Under the agreement, a second facility will also be built near the entrance to the Channel Tunnel to reduce nightly break-in attempts by migrants.
“They’re setting up a command and control centre to go after the traffickers, the people who are making money out of the misfortunes of the refugees and asylum seekers who’ve been turning up at Calais”, said Rob Parsons, FRANCE 24’s chief foreign editor.
The increased security measures include higher fences, new surveillance cameras and more infrared detection technology to prevent migrants from climbing onto trucks and trains.
“A couple of months ago, 2 000 people were attempting to get through every night. That’s been cut down already to 100-150 and that’s partly through introducing toughest tougher security measures: more fencing, better fencing, more lighting. Part of this deal will be more of that”, explains Parsons.

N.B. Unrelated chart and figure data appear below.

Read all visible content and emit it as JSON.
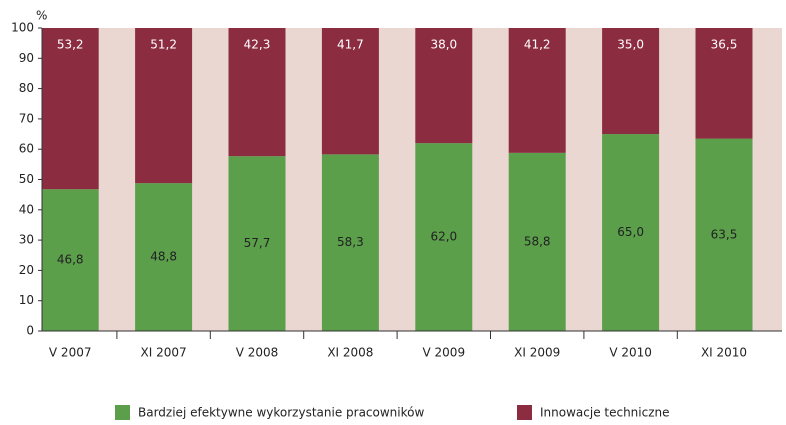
{
  "chart_data": {
    "type": "stacked_bar",
    "y_label": "%",
    "categories": [
      "V 2007",
      "XI 2007",
      "V 2008",
      "XI 2008",
      "V 2009",
      "XI 2009",
      "V 2010",
      "XI 2010"
    ],
    "series": [
      {
        "name": "Bardziej efektywne wykorzystanie pracowników",
        "color": "#5b9f4b",
        "values": [
          46.8,
          48.8,
          57.7,
          58.3,
          62.0,
          58.8,
          65.0,
          63.5
        ],
        "value_labels": [
          "46,8",
          "48,8",
          "57,7",
          "58,3",
          "62,0",
          "58,8",
          "65,0",
          "63,5"
        ]
      },
      {
        "name": "Innowacje techniczne",
        "color": "#8c2c40",
        "values": [
          53.2,
          51.2,
          42.3,
          41.7,
          38.0,
          41.2,
          35.0,
          36.5
        ],
        "value_labels": [
          "53,2",
          "51,2",
          "42,3",
          "41,7",
          "38,0",
          "41,2",
          "35,0",
          "36,5"
        ]
      }
    ],
    "ylim": [
      0,
      100
    ],
    "yticks": [
      0,
      10,
      20,
      30,
      40,
      50,
      60,
      70,
      80,
      90,
      100
    ]
  }
}
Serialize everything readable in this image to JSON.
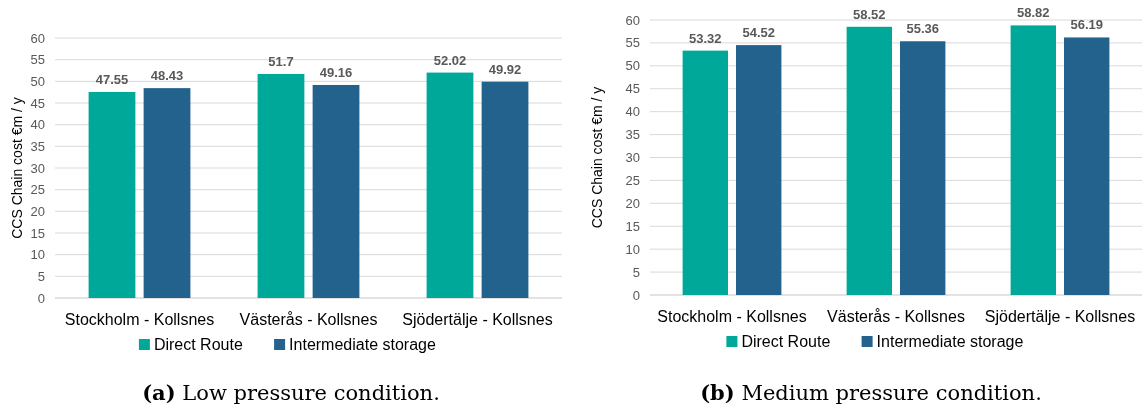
{
  "chart_data": [
    {
      "type": "bar",
      "categories": [
        "Stockholm - Kollsnes",
        "Västerås - Kollsnes",
        "Sjödertälje - Kollsnes"
      ],
      "ylabel": "CCS Chain cost  €m / y",
      "ylim": [
        0,
        60
      ],
      "yticks": [
        0,
        5,
        10,
        15,
        20,
        25,
        30,
        35,
        40,
        45,
        50,
        55,
        60
      ],
      "grid": "y",
      "legend": "bottom",
      "data_labels": true,
      "annotations": [
        "(a) Low pressure condition."
      ],
      "series": [
        {
          "name": "Direct Route",
          "color": "#00a89a",
          "values": [
            47.55,
            51.7,
            52.02
          ]
        },
        {
          "name": "Intermediate storage",
          "color": "#23628c",
          "values": [
            48.43,
            49.16,
            49.92
          ]
        }
      ]
    },
    {
      "type": "bar",
      "categories": [
        "Stockholm - Kollsnes",
        "Västerås - Kollsnes",
        "Sjödertälje - Kollsnes"
      ],
      "ylabel": "CCS Chain cost  €m / y",
      "ylim": [
        0,
        60
      ],
      "yticks": [
        0,
        5,
        10,
        15,
        20,
        25,
        30,
        35,
        40,
        45,
        50,
        55,
        60
      ],
      "grid": "y",
      "legend": "bottom",
      "data_labels": true,
      "annotations": [
        "(b) Medium pressure condition."
      ],
      "series": [
        {
          "name": "Direct Route",
          "color": "#00a89a",
          "values": [
            53.32,
            58.52,
            58.82
          ]
        },
        {
          "name": "Intermediate storage",
          "color": "#23628c",
          "values": [
            54.52,
            55.36,
            56.19
          ]
        }
      ]
    }
  ]
}
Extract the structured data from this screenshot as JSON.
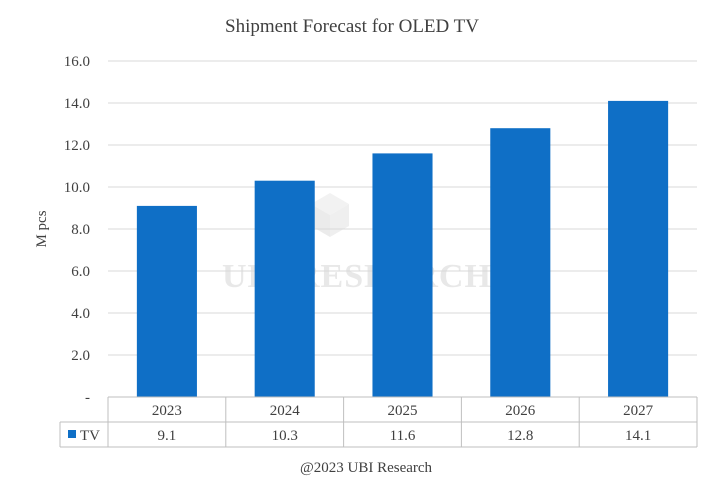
{
  "chart_data": {
    "type": "bar",
    "title": "Shipment Forecast for OLED TV",
    "ylabel": "M pcs",
    "xlabel": "",
    "categories": [
      "2023",
      "2024",
      "2025",
      "2026",
      "2027"
    ],
    "series": [
      {
        "name": "TV",
        "values": [
          9.1,
          10.3,
          11.6,
          12.8,
          14.1
        ],
        "color": "#0F6FC6"
      }
    ],
    "yticks": [
      "-",
      "2.0",
      "4.0",
      "6.0",
      "8.0",
      "10.0",
      "12.0",
      "14.0",
      "16.0"
    ],
    "ylim": [
      0,
      16
    ],
    "grid": true,
    "data_table": true,
    "watermark": "UBI RESEARCH",
    "footer": "@2023 UBI Research"
  }
}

Britain will also provide 10 million euros ($11.2 million) over two years to speed up asylum applications and boost humanitarian aid.
'GOING AFTER GANGS'
But, Cazeneuve told journalists at a press conference in Calais: “Our cooperation will not be restricted to security operations, we’ve also talked about the humanitarian aspect and would like to improve the way in which women and children, who are in a highly vulnerable situation, are welcomed. Precisely because they are vulnerable, they are the hands of human trafficking networks.”
Since the beginning of 2015, Cazeneuve said French police had broken 19 human trafficking networks operating in the area, arresting 514 people.
Last month, a Sudanese man in his 30s died, apparently crushed to death by a lorry. At least 10 people have been killed since June trying to get to Britain where many already have family and work is perceived as easier to find.
Some 3,000 people from Africa, the Middle East and Asia are camped in Calais in slum-like conditions, and while France and Britain have tried to present a united front in tackling the crisis, the issue has strained ties between the two countries.
The Calais encampments have resulted in tit-for-tat rows, with each side blaming the other for failing to cope with the crisis.
Soured relations between Paris and London
Politicians in Britain have accused France of security failings, while London has been slammed by Paris for making it too easy for migrants to work illegally, thus luring them to its shores.
The two ministers visited the site around the Eurotunnel rail terminal in Coquelles outside Calais where security has been increased, sparking a recent drop in the number of attempts by migrants to breach the tunnel.
Cazeneuve will then travel to Berlin to meet his German counterpart Thomas de Maiziere for talks on Europe's migration policies, his ministry said.
Germany, as Europe's biggest economy, has become the top destination for refugees and the Handelsblatt newspaper on Tuesday quoted government sources as saying the number of people seeking asylum could surge to 750,000 this year, far above the 500,000 initially predicted.
EU border agency Frontex on Tuesday reported a record high of 107,500 migrants at the European Union's borders last month.
And the number of migrants arriving in crisis-hit Greece is accelerating dramatically, with nearly 21,000 landing on the overstretched Greek islands last week alone, the United Nations said.
"This is an absolute human tragedy, with people who are dying and people who are in terrible situations," French Foreign Minister Laurent Fabius said on Thursday.